Korean Circ J.  2020 Mar;50(3):203-219. 10.4070/kcj.2019.0292.

Ventricular Tachycardia Ablation in Non-ischemic Cardiomyopathy

Affiliations
  • 1Department of Cardiology, Westmead Hospital, Sydney, NSW, Australia. saurabh.kumar@health.nsw.gov.au
  • 2Westmead Applied Research Centre, University of Sydney, Sydney, NSW, Australia.
  • 3Centre for Heart Research, The Westmead Institute for Medical Research, Westmead, NSW, Australia.

Abstract

Non-ischemic cardiomyopathies are a heterogeneous group of diseases of the myocardium that have a distinct proclivity to ventricular arrhythmias. Of these, ventricular tachycardias pose significant management challenges with the risk of sudden cardiac death and morbidity from multiple causes. Catheter ablation of ventricular tachycardias is becoming an increasingly utilised intervention that has been found to have significant benefits with improving symptoms, reducing anti-arrhythmic drug burden and debilitating device therapies, thereby improving quality of life.
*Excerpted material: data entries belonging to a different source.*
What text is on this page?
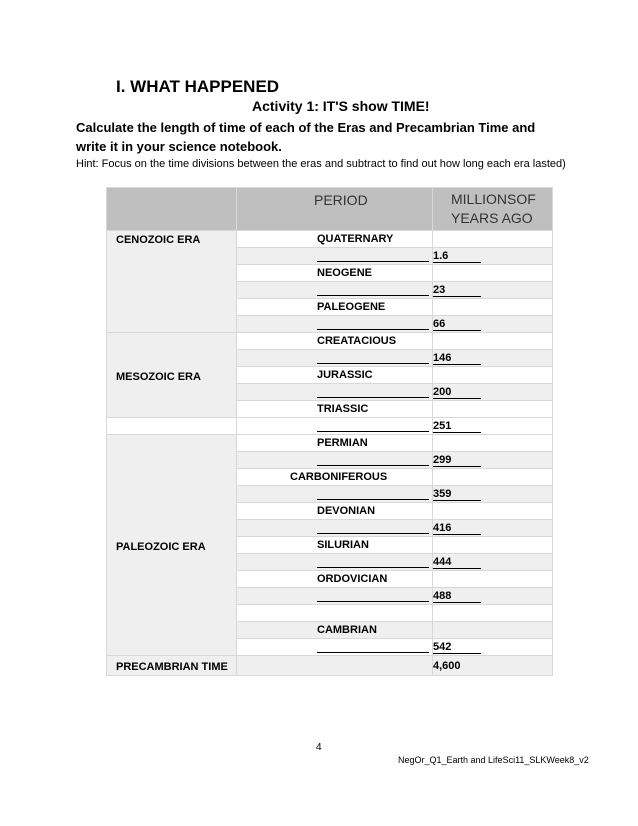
I. WHAT HAPPENED
Activity 1: IT'S show TIME!

Calculate the length of time of each of the Eras and Precambrian Time and write it in your science notebook.

Hint: Focus on the time divisions between the eras and subtract to find out how long each era lasted)

	PERIOD	MILLIONSOF YEARS AGO
CENOZOIC ERA	QUATERNARY	
		1.6
	NEOGENE	
		23
	PALEOGENE	
		66
MESOZOIC ERA	CREATACIOUS	
		146
	JURASSIC	
		200
	TRIASSIC	
		251
PALEOZOIC ERA	PERMIAN	
		299
	CARBONIFEROUS	
		359
	DEVONIAN	
		416
	SILURIAN	
		444
	ORDOVICIAN	
		488

	CAMBRIAN	
		542
PRECAMBRIAN TIME		4,600

4

NegOr_Q1_Earth and LifeSci11_SLKWeek8_v2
Nonetheless, the approach to the ablation of ventricular tachycardias in non-ischemic cardiomyopathies is governed heavily by the disease process, with several distinct differences from ischemic cardiomyopathy including a preponderance to epicardial and deep intramural substrate. This contemporary review aims to present the various disease processes within non-ischemic cardiomyopathies, catheter ablation techniques which have been developed to target ventricular tachycardia and more novel adjunctive therapeutic measures.

Keyword

Ventricular tachycardia; Catheter ablation; Cardiomyopathies

MeSH Terms

Arrhythmias, Cardiac
Cardiomyopathies*
Catheter Ablation
Death, Sudden, Cardiac
Myocardium
Quality of Life
Tachycardia, Ventricular*

Figure

  • Figure 1 Electroanatomic voltage maps in nonischemic cardiomyopathy by disease aetiology. (A) Bipolar (top) and unipolar (bottom) electroanatomic voltage maps of the LV in a patient with Lamin A/C cardiomyopathy showing deep intramural anteroseptal substrate (light green, yellow, and red). Red dots mark points of radiofrequency ablation. (B) Epicardial voltage maps demonstrating extensive inferolateral low-voltage substrate (red) in the RAO (top) and LAO (bottom) views. (C) Bipolar voltage map (top) of the LV of a patient with sarcoidosis demonstrating low-voltage substrate (red) in the basal peri-valvular region and focal substrate in the anteroseptum. Unipolar mapping (bottom) showing more extensive deep intramural anteroseptal substrate (light-green, yellow, and red). (D) Superior view of both endocardial & epicardial voltage maps of the RV & LV showing significant basal-perivalvular, septal and inferolateral epicardial substrate (red) (top). Bottom panel shows confluent and patchy low-voltage inferolateral epicardial substrate from an inferior view due to the patchy inflammatory involvement of the myocardium in sarcoidosis (light green, yellow, and red). (E) Endocardial bipolar voltage map (top panels) of the RV in the RL and PA (F) views showing low-voltage substrate (red) at the superior aspect of the TA and free wall of the RVOT in a patient with ARVC. Unipolar voltage mapping (bottom panels) showing more extensive low-voltage (light-green) extending from the TA to the RVOT, indicating a larger area of far-field scar, likely to be epicardial given the natural history of ARVC. ARVC = arrhythmogenic right ventricular cardiomyopathy; INF = inferior; LAO = left anterior oblique; LMNA = lamin A/C cardiomyopathy; LV = left ventricle; LVOT = left ventricular outflow tract; MA = mitral annulus; PA = postero-anterior; RAO = right anterior oblique; RL = right lateral; RV = right ventricle; RVOT = right ventricular outflow tract; TA = tricuspid annulus.